Antes de levantarem o balão de comentário que diz que os homens ganham melhor porque têm mais experiência e mais disponibilidade e três unicórnios que lhes dão sangue mensalmente, fixem-se nisto: a este ritmo, levará cerca de cem anos a eliminar as desigualdades entre os sexos. Não sei se interessa perceber o que está por detrás desta realidade – tão comum e internacional que é impossível achar que é uma coincidência. O que é preciso é começar a resolvê-la.

Há organizações que estão focadas em arranjar mais financiamento virado para mulheres, de forma a que as empreendedoras possam criar as suas empresas. Outras estão empenhadas em acelerar internamente o caminho para a paridade. A abordagem da Ellevest, fundada pela veterana da indústria financeira Sallie Krawcheck, é distinta: ajudam as mulheres a investirem dinheiro através de um algoritmo desenhado especificamente para os salários e ciclos de vida no feminino. É a primeira do género e tem uma proposta muito interessante, mas o que me chamou a atenção quando Krawcheck falou no evento United State of Women este fim-de-semana, em Los Angeles, foi o que ela disse sobre a forma como as mulheres são infantilizadas no que toca a dinheiro.

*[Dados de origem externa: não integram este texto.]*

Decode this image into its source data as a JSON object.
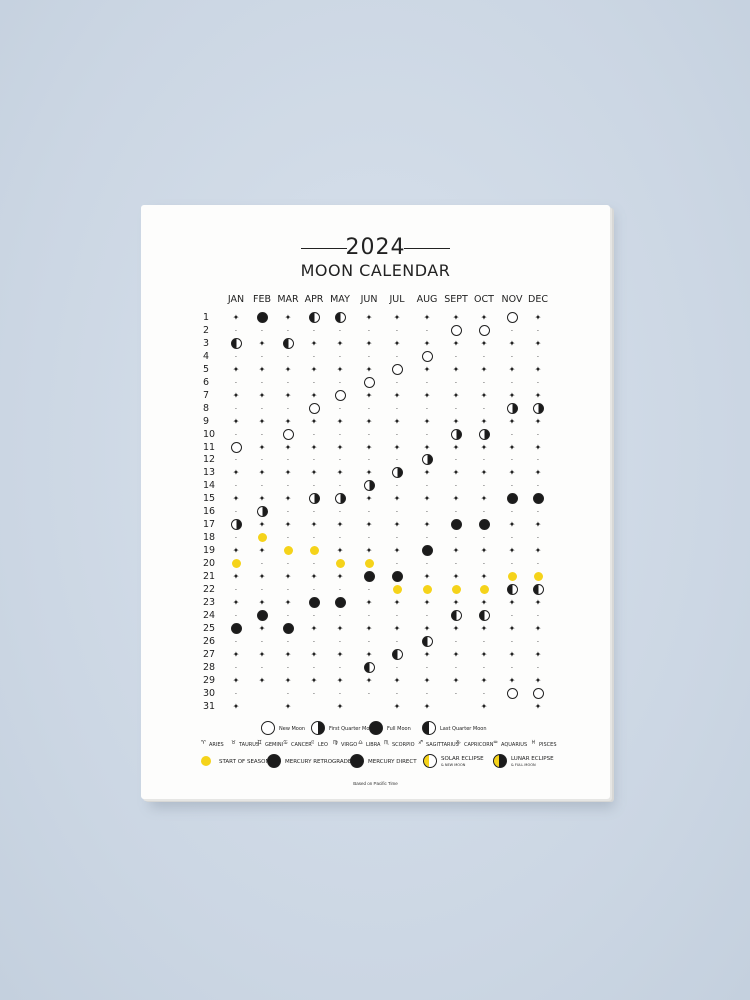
{
  "title": "2024",
  "subtitle": "MOON CALENDAR",
  "months": [
    "JAN",
    "FEB",
    "MAR",
    "APR",
    "MAY",
    "JUN",
    "JUL",
    "AUG",
    "SEPT",
    "OCT",
    "NOV",
    "DEC"
  ],
  "days": [
    "1",
    "2",
    "3",
    "4",
    "5",
    "6",
    "7",
    "8",
    "9",
    "10",
    "11",
    "12",
    "13",
    "14",
    "15",
    "16",
    "17",
    "18",
    "19",
    "20",
    "21",
    "22",
    "23",
    "24",
    "25",
    "26",
    "27",
    "28",
    "29",
    "30",
    "31"
  ],
  "phase_legend": [
    {
      "label": "New Moon",
      "phase": "new"
    },
    {
      "label": "First Quarter Moon",
      "phase": "fq"
    },
    {
      "label": "Full Moon",
      "phase": "full"
    },
    {
      "label": "Last Quarter Moon",
      "phase": "lq"
    }
  ],
  "zodiac_legend": [
    "ARIES",
    "TAURUS",
    "GEMINI",
    "CANCER",
    "LEO",
    "VIRGO",
    "LIBRA",
    "SCORPIO",
    "SAGITTARIUS",
    "CAPRICORN",
    "AQUARIUS",
    "PISCES"
  ],
  "zodiac_glyphs": [
    "♈",
    "♉",
    "♊",
    "♋",
    "♌",
    "♍",
    "♎",
    "♏",
    "♐",
    "♑",
    "♒",
    "♓"
  ],
  "event_legend": [
    {
      "label": "START OF SEASON"
    },
    {
      "label": "MERCURY RETROGRADE"
    },
    {
      "label": "MERCURY DIRECT"
    },
    {
      "label": "SOLAR ECLIPSE",
      "sub": "& NEW MOON"
    },
    {
      "label": "LUNAR ECLIPSE",
      "sub": "& FULL MOON"
    }
  ],
  "footnote": "Based on Pacific Time",
  "colors": {
    "accent": "#f5d31a",
    "ink": "#1b1b1b",
    "paper": "#fdfdfc",
    "wall": "#cfd9e6"
  },
  "events": [
    {
      "m": 0,
      "d": 3,
      "t": "lq"
    },
    {
      "m": 0,
      "d": 11,
      "t": "new"
    },
    {
      "m": 0,
      "d": 17,
      "t": "fq"
    },
    {
      "m": 0,
      "d": 25,
      "t": "full"
    },
    {
      "m": 1,
      "d": 1,
      "t": "full"
    },
    {
      "m": 1,
      "d": 16,
      "t": "fq"
    },
    {
      "m": 1,
      "d": 24,
      "t": "full"
    },
    {
      "m": 2,
      "d": 3,
      "t": "lq"
    },
    {
      "m": 2,
      "d": 10,
      "t": "new"
    },
    {
      "m": 2,
      "d": 25,
      "t": "full"
    },
    {
      "m": 3,
      "d": 1,
      "t": "lq"
    },
    {
      "m": 3,
      "d": 8,
      "t": "new"
    },
    {
      "m": 3,
      "d": 15,
      "t": "fq"
    },
    {
      "m": 3,
      "d": 23,
      "t": "full"
    },
    {
      "m": 4,
      "d": 1,
      "t": "lq"
    },
    {
      "m": 4,
      "d": 7,
      "t": "new"
    },
    {
      "m": 4,
      "d": 15,
      "t": "fq"
    },
    {
      "m": 4,
      "d": 23,
      "t": "full"
    },
    {
      "m": 5,
      "d": 6,
      "t": "new"
    },
    {
      "m": 5,
      "d": 14,
      "t": "fq"
    },
    {
      "m": 5,
      "d": 21,
      "t": "full"
    },
    {
      "m": 5,
      "d": 28,
      "t": "lq"
    },
    {
      "m": 6,
      "d": 5,
      "t": "new"
    },
    {
      "m": 6,
      "d": 13,
      "t": "fq"
    },
    {
      "m": 6,
      "d": 21,
      "t": "full"
    },
    {
      "m": 6,
      "d": 27,
      "t": "lq"
    },
    {
      "m": 7,
      "d": 4,
      "t": "new"
    },
    {
      "m": 7,
      "d": 12,
      "t": "fq"
    },
    {
      "m": 7,
      "d": 19,
      "t": "full"
    },
    {
      "m": 7,
      "d": 26,
      "t": "lq"
    },
    {
      "m": 8,
      "d": 2,
      "t": "new"
    },
    {
      "m": 8,
      "d": 10,
      "t": "fq"
    },
    {
      "m": 8,
      "d": 17,
      "t": "full"
    },
    {
      "m": 8,
      "d": 24,
      "t": "lq"
    },
    {
      "m": 9,
      "d": 2,
      "t": "new"
    },
    {
      "m": 9,
      "d": 10,
      "t": "fq"
    },
    {
      "m": 9,
      "d": 17,
      "t": "full"
    },
    {
      "m": 9,
      "d": 24,
      "t": "lq"
    },
    {
      "m": 10,
      "d": 1,
      "t": "new"
    },
    {
      "m": 10,
      "d": 8,
      "t": "fq"
    },
    {
      "m": 10,
      "d": 15,
      "t": "full"
    },
    {
      "m": 10,
      "d": 22,
      "t": "lq"
    },
    {
      "m": 10,
      "d": 30,
      "t": "new"
    },
    {
      "m": 11,
      "d": 8,
      "t": "fq"
    },
    {
      "m": 11,
      "d": 15,
      "t": "full"
    },
    {
      "m": 11,
      "d": 22,
      "t": "lq"
    },
    {
      "m": 11,
      "d": 30,
      "t": "new"
    }
  ],
  "highlights": [
    {
      "m": 0,
      "d": 20
    },
    {
      "m": 1,
      "d": 18
    },
    {
      "m": 2,
      "d": 19
    },
    {
      "m": 3,
      "d": 19
    },
    {
      "m": 4,
      "d": 20
    },
    {
      "m": 5,
      "d": 20
    },
    {
      "m": 6,
      "d": 22
    },
    {
      "m": 7,
      "d": 22
    },
    {
      "m": 8,
      "d": 22
    },
    {
      "m": 9,
      "d": 22
    },
    {
      "m": 10,
      "d": 21
    },
    {
      "m": 11,
      "d": 21
    }
  ]
}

“A conversa do dinheiro foi transformada em algo estranho e quase vergonhoso, de tal forma que nós mulheres falamos mais de sexo que de dinheiro”, afirmou, gerando grande reação na audiência. “Vai-se para a cama ao terceiro encontro mas não se fala de dinheiro.” É certo que estamos a olhar para uma cultura muito americana, em que existe pressão para que as mulheres deixem de trabalhar quando têm filhos – mesmo quando se trata de carreiras brilhantes e com algum poder. Isto cria uma tensão esquisita no cenário dos relacionamentos: é esperado que a mulher esteja disponível para depender financeiramente do parceiro, mas questionar quanto ele ganha rende-lhe o epíteto de caça-fortunas.

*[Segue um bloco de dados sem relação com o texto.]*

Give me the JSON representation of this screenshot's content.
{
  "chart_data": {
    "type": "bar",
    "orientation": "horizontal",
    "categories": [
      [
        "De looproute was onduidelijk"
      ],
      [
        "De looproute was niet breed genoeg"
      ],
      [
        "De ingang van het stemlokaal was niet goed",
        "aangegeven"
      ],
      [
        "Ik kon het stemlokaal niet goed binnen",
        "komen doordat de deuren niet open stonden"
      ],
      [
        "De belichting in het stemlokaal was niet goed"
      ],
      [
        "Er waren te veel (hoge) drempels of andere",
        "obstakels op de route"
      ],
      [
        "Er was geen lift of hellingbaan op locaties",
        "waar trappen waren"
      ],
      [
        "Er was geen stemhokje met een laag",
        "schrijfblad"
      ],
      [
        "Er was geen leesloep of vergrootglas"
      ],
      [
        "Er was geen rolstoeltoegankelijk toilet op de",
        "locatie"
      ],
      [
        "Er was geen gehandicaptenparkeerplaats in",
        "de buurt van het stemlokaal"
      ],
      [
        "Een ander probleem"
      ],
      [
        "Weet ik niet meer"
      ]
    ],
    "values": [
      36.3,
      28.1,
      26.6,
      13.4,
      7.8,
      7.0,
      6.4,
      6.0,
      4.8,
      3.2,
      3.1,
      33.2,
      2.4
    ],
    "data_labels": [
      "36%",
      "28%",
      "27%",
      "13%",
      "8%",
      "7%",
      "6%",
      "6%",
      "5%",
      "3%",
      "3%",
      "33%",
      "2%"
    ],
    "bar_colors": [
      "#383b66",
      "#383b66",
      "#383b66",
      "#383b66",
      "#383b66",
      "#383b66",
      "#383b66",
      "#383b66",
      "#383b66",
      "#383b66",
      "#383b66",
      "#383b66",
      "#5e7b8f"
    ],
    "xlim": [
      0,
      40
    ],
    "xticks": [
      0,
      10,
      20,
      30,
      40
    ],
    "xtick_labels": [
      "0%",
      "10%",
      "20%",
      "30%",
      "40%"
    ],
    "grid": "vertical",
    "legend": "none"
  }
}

Krawcheck falou do desequilíbrio que existe em Wall Street, onde 90% dos corretores e 86% dos consultores financeiros são homens. Ela, que passou lá 25 anos, era uma das excepções. E ainda que tenha sempre ficado no top de performance financeiras dos sítios onde trabalhou, foi despedida duas vezes. “Adoro homens, fui casada com dois. Mas se esperarmos por eles, lamento dizer que vamos continuar à espera.”

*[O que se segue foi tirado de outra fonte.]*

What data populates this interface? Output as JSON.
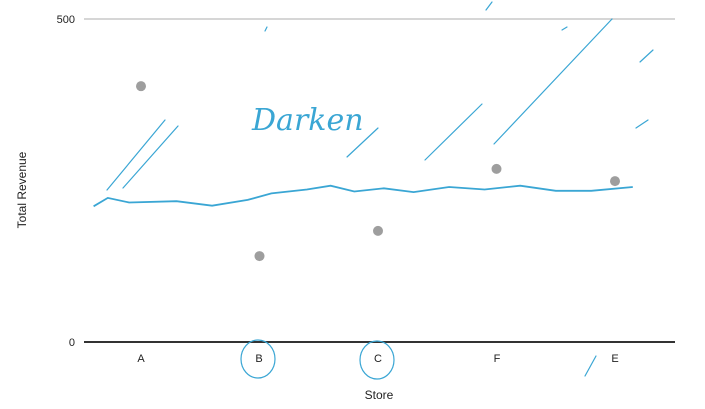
{
  "chart_data": {
    "type": "scatter",
    "title": "",
    "xlabel": "Store",
    "ylabel": "Total Revenue",
    "categories": [
      "A",
      "B",
      "C",
      "F",
      "E"
    ],
    "ylim": [
      0,
      500
    ],
    "yticks": [
      "0",
      "500"
    ],
    "grid": true,
    "series": [
      {
        "values": [
          396,
          133,
          172,
          268,
          249
        ]
      }
    ],
    "trend_line": [
      [
        0.0,
        210
      ],
      [
        0.12,
        223
      ],
      [
        0.3,
        216
      ],
      [
        0.7,
        218
      ],
      [
        1.0,
        211
      ],
      [
        1.3,
        220
      ],
      [
        1.5,
        230
      ],
      [
        1.8,
        236
      ],
      [
        2.0,
        242
      ],
      [
        2.2,
        233
      ],
      [
        2.45,
        238
      ],
      [
        2.7,
        232
      ],
      [
        3.0,
        240
      ],
      [
        3.3,
        236
      ],
      [
        3.6,
        242
      ],
      [
        3.9,
        234
      ],
      [
        4.2,
        234
      ],
      [
        4.55,
        240
      ]
    ]
  },
  "annotations": {
    "note_text": "Darken",
    "circled_labels": [
      "B",
      "C"
    ],
    "colors": {
      "ink": "#3aa6d4",
      "points": "#9e9e9e",
      "axis": "#333333",
      "grid": "#d6d6d6"
    }
  }
}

A sua empresa, Ellevest, não só ajuda mulheres a investir como investe em empresas lideradas por mulheres. Por uma questão de números: “os investimentos em mulheres costumam ter retornos mais rapidamente, as empresas lideradas por mulheres têm melhor performance”, resumiu Krawcheck. Estudos recentes, como o do Nordea Bank no ano passado, confirmam isto. As empresas lideradas por mulheres têm, consistentemente, um desempenho superior ao do resto do mercado.

“A desigualdade salarial não está a melhorar, as coisas estagnaram. Temos de nos juntar”, desafiou. Há sempre um quê de sensacionalismo nestes sound bites que se ouvem em conferências, feitos à medida para caberem num título e numa citação. No entanto, tudo isto faz sentido. Seja com a Ellevest, que anda a promover a hashtag #disruptmoney, ou com qualquer outra iniciativa que faça mexer os ponteiros. Se é verdade que não é preciso pôr mulheres na liderança para mudar as coisas – como comprovam os avanços de Los Angeles sob a égide do mayor Eric Garcetti, que tem um governo paritário – também é um facto que ficar à espera não vai funcionar. E nenhuma de nós vai cá estar para ver daqui a cem anos.